Все в доме уже спали давно, а я лежал, не чувствуя тела, и рассматривал лепнину на потолке. Вот глядит она свысока равнодушно, и не касается её ничего: ни горе, ни радость. И опасаться ей нечего до той неминучей поры, покуда не отыщется некто, который порешит, что слишком невысок и стар этот дом. А то, что крепок, так то его беда, а не доблесть. Тем труднее будет ему расставаться с жизнью.


Наверное, что-то из маминых слов дошло до моего сознания, наконец, и страх, проторив себе дорогу, пролился нечаянными слезами, заполнив уши горькой, солёной водой. Надо же, мне всегда казалось, что у меня довольно-таки небольшие уши и приделаны не наспех, не абы как. Может, щеки стали немного меньше и в этом всё дело?


И я припомнил, как детстве точно также плакал, представляя, что не стало вдруг матери. И, сколько бы я не проделывал это, всякий раз был безутешен, хотя слышал через стену её голос, и понимал, что этого не может произойти. Никогда. Дети вообще-то знают про такое совершенно точно.


Я вырос, и теперешние текущие слёзы были всё по тому же поводу, но лишённые наивной детской сладости от уверенности, что всё наладится, и останется как прежде, горчили иначе, а стекая, разъедали сердце до самой души.


Мама пришла от врача…

Драгоценные минуты жизни…

На самом донышке горизонта плескалось озеро луны. Налитая его мера была во всякий день своя, а случалось так, что приходилось обходиться вовсе без неё. Без привычного глотка луны, как без подслащённой мёдом порции горячего молока на ночь, спалось прямо скажем – неважно.


Порешив, что лежать просто так, без сна, всё равно, что терять даром драгоценные минуты жизни, я оделся потеплее и вышел во двор. Лишённый какого-либо мало-мальски заметного штакетника или даже осиновых кольев, вбитых в неповинную грудь земли, двор сливался с луговиной.

На поляне, прикрытой для сохранности грубой тканью наста, промеж пней и поваленных деревьев, прижимающих снежный покров, дабы не трогался с места до весны, неторопливо прохаживался олень. Временами он останавливался, нежно щурился на мелкий снег, коим небо обильно солило землю. Казалось, он не замечает меня, но это было не так.

– Хорошо… – Вздохнул он. – Правда?

– Ой! А я опасался шуметь, не хотелось мешать тебе, думал, ты не знаешь, что я здесь!
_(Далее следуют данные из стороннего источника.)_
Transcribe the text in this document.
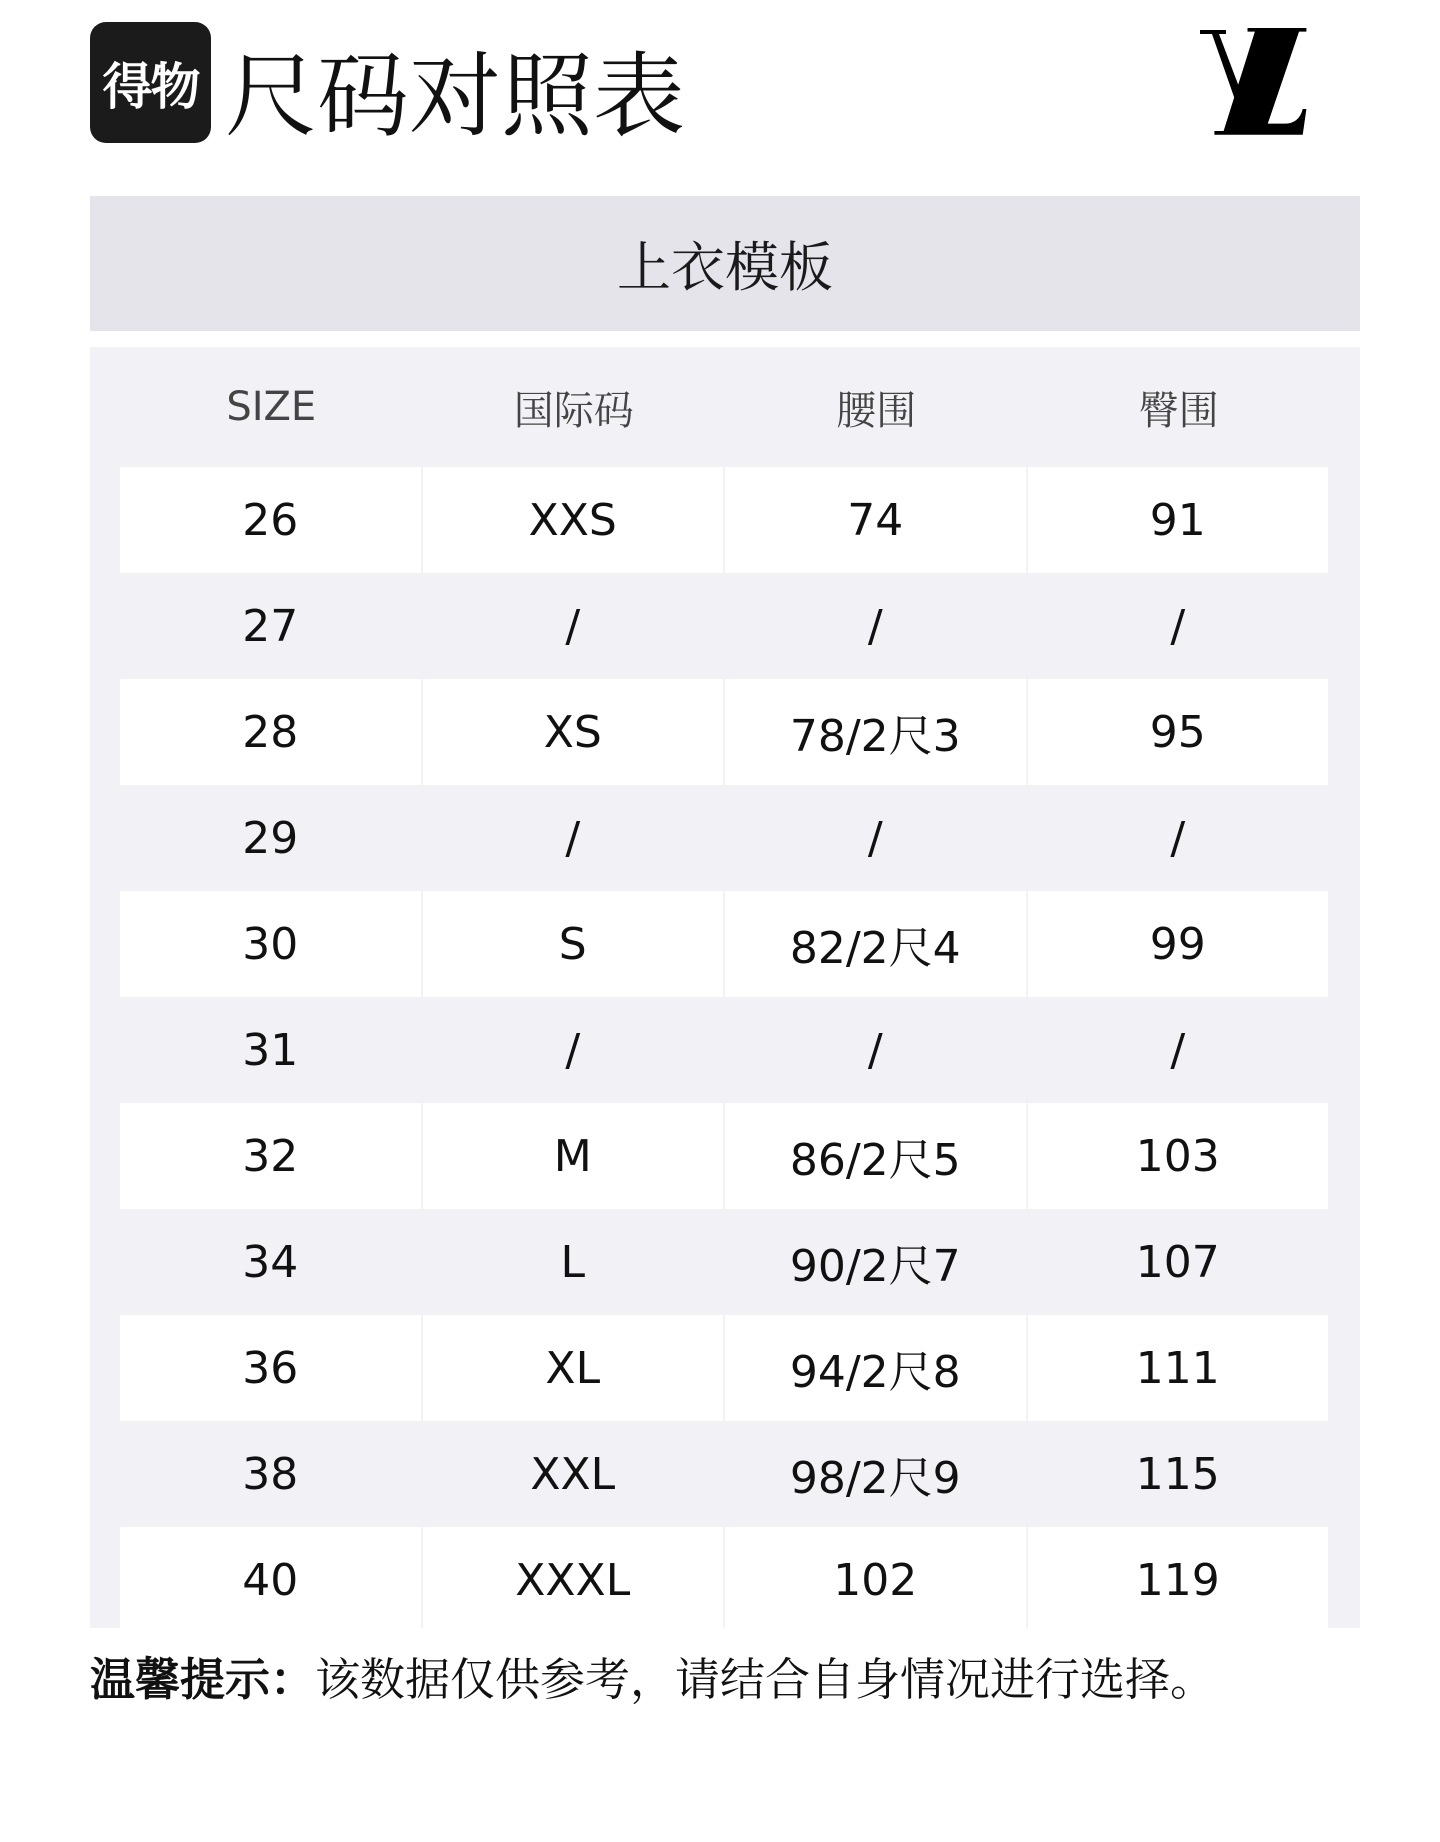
得物 尺码对照表
上衣模板
SIZE	国际码	腰围	臀围
26	XXS	74	91
27	/	/	/
28	XS	78/2尺3	95
29	/	/	/
30	S	82/2尺4	99
31	/	/	/
32	M	86/2尺5	103
34	L	90/2尺7	107
36	XL	94/2尺8	111
38	XXL	98/2尺9	115
40	XXXL	102	119
温馨提示：该数据仅供参考，请结合自身情况进行选择。
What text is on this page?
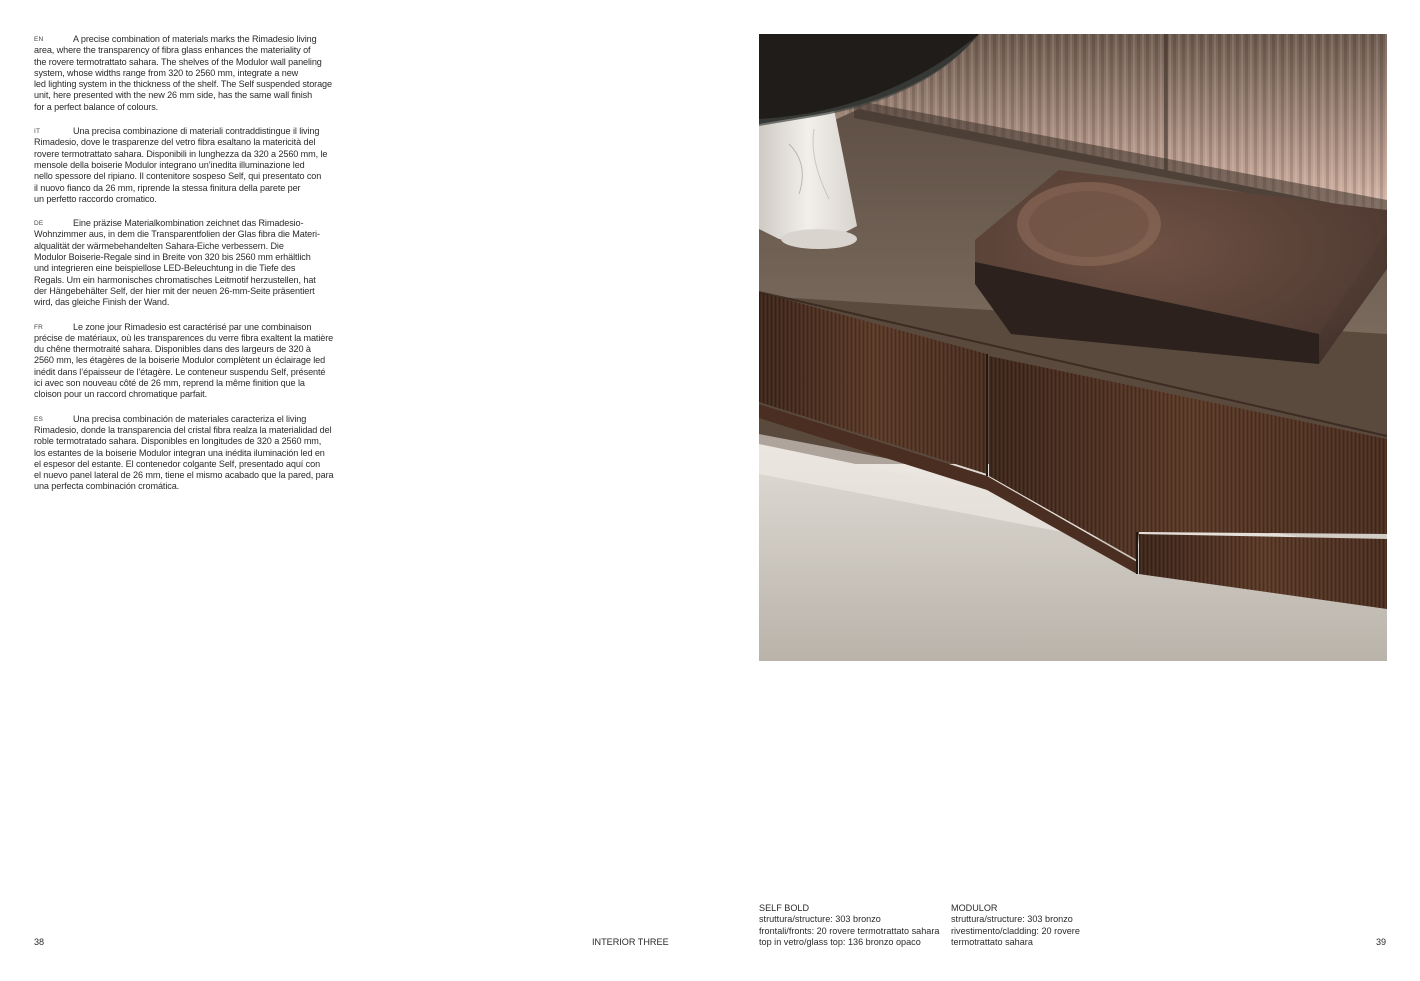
EN	A precise combination of materials marks the Rimadesio living
area, where the transparency of fibra glass enhances the materiality of
the rovere termotrattato sahara. The shelves of the Modulor wall paneling
system, whose widths range from 320 to 2560 mm, integrate a new
led lighting system in the thickness of the shelf. The Self suspended storage
unit, here presented with the new 26 mm side, has the same wall finish
for a perfect balance of colours.

IT	Una precisa combinazione di materiali contraddistingue il living
Rimadesio, dove le trasparenze del vetro fibra esaltano la matericità del
rovere termotrattato sahara. Disponibili in lunghezza da 320 a 2560 mm, le
mensole della boiserie Modulor integrano un’inedita illuminazione led
nello spessore del ripiano. Il contenitore sospeso Self, qui presentato con
il nuovo fianco da 26 mm, riprende la stessa finitura della parete per
un perfetto raccordo cromatico.

DE	Eine präzise Materialkombination zeichnet das Rimadesio-
Wohnzimmer aus, in dem die Transparentfolien der Glas fibra die Materi-
alqualität der wärmebehandelten Sahara-Eiche verbessern. Die
Modulor Boiserie-Regale sind in Breite von 320 bis 2560 mm erhältlich
und integrieren eine beispiellose LED-Beleuchtung in die Tiefe des
Regals. Um ein harmonisches chromatisches Leitmotif herzustellen, hat
der Hängebehälter Self, der hier mit der neuen 26-mm-Seite präsentiert
wird, das gleiche Finish der Wand.

FR	Le zone jour Rimadesio est caractérisé par une combinaison
précise de matériaux, où les transparences du verre fibra exaltent la matière
du chêne thermotraité sahara. Disponibles dans des largeurs de 320 à
2560 mm, les étagères de la boiserie Modulor complètent un éclairage led
inédit dans l’épaisseur de l’étagère. Le conteneur suspendu Self, présenté
ici avec son nouveau côté de 26 mm, reprend la même finition que la
cloison pour un raccord chromatique parfait.

ES	Una precisa combinación de materiales caracteriza el living
Rimadesio, donde la transparencia del cristal fibra realza la materialidad del
roble termotratado sahara. Disponibles en longitudes de 320 a 2560 mm,
los estantes de la boiserie Modulor integran una inédita iluminación led en
el espesor del estante. El contenedor colgante Self, presentado aquí con
el nuevo panel lateral de 26 mm, tiene el mismo acabado que la pared, para
una perfecta combinación cromática.

SELF BOLD
struttura/structure: 303 bronzo
frontali/fronts: 20 rovere termotrattato sahara
top in vetro/glass top: 136 bronzo opaco
MODULOR
struttura/structure: 303 bronzo
rivestimento/cladding: 20 rovere
termotrattato sahara
38	INTERIOR THREE	39
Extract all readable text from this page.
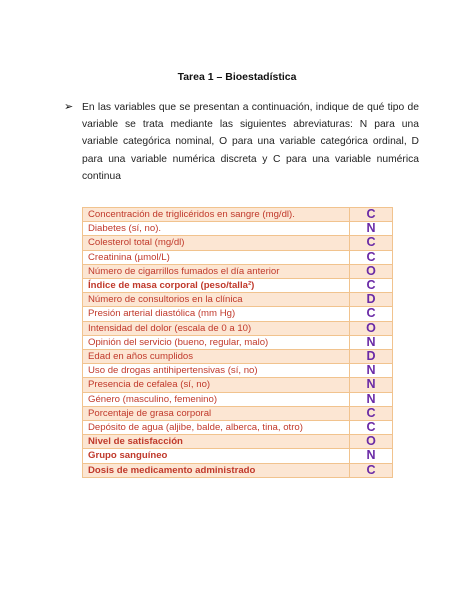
Tarea 1 – Bioestadística
➢ En las variables que se presentan a continuación, indique de qué tipo de variable se trata mediante las siguientes abreviaturas: N para una variable categórica nominal, O para una variable categórica ordinal, D para una variable numérica discreta y C para una variable numérica continua
Concentración de triglicéridos en sangre (mg/dl).	C
Diabetes (sí, no).	N
Colesterol total (mg/dl)	C
Creatinina (µmol/L)	C
Número de cigarrillos fumados el día anterior	O
Índice de masa corporal (peso/talla²)	C
Número de consultorios en la clínica	D
Presión arterial diastólica (mm Hg)	C
Intensidad del dolor (escala de 0 a 10)	O
Opinión del servicio (bueno, regular, malo)	N
Edad en años cumplidos	D
Uso de drogas antihipertensivas (sí, no)	N
Presencia de cefalea (sí, no)	N
Género (masculino, femenino)	N
Porcentaje de grasa corporal	C
Depósito de agua (aljibe, balde, alberca, tina, otro)	C
Nivel de satisfacción	O
Grupo sanguíneo	N
Dosis de medicamento administrado	C
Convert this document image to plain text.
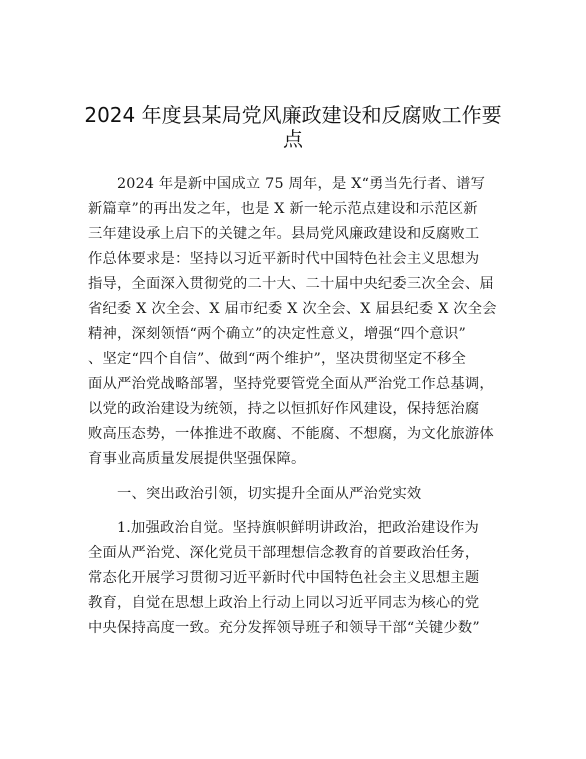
2024 年度县某局党风廉政建设和反腐败工作要
点
2024 年是新中国成立 75 周年，是 X“勇当先行者、谱写
新篇章”的再出发之年，也是 X 新一轮示范点建设和示范区新
三年建设承上启下的关键之年。县局党风廉政建设和反腐败工
作总体要求是：坚持以习近平新时代中国特色社会主义思想为
指导，全面深入贯彻党的二十大、二十届中央纪委三次全会、届
省纪委 X 次全会、X 届市纪委 X 次全会、X 届县纪委 X 次全会
精神，深刻领悟“两个确立”的决定性意义，增强“四个意识”
、坚定“四个自信”、做到“两个维护”，坚决贯彻坚定不移全
面从严治党战略部署，坚持党要管党全面从严治党工作总基调，
以党的政治建设为统领，持之以恒抓好作风建设，保持惩治腐
败高压态势，一体推进不敢腐、不能腐、不想腐，为文化旅游体
育事业高质量发展提供坚强保障。
一、突出政治引领，切实提升全面从严治党实效
1.加强政治自觉。坚持旗帜鲜明讲政治，把政治建设作为
全面从严治党、深化党员干部理想信念教育的首要政治任务，
常态化开展学习贯彻习近平新时代中国特色社会主义思想主题
教育，自觉在思想上政治上行动上同以习近平同志为核心的党
中央保持高度一致。充分发挥领导班子和领导干部“关键少数”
– Да, как же! – Хохотнул олень. – Твои, подбитые кожей валенки, так неприятно скрипят по галошам, когда ты надеваешь их, что у всех обитателей леса, отсюда до самой речки, начинают ныть зубы, я полагаю.


– Скажешь тоже… – Я покраснел от смущения. – То для сохранности.

– Для этого лучше сидеть дома, и никуда не ходить! – Парировал олень.

– Вижу, я не вовремя. – В сердцах бросил я, и собрался было вернуться в дом, но олень остановил меня:

– Не сердись, это я так, не со зла. Грустно мне что-то.

– А с чего? Ночь и взаправду невероятно хороша, хотя бы даже и без полной луны.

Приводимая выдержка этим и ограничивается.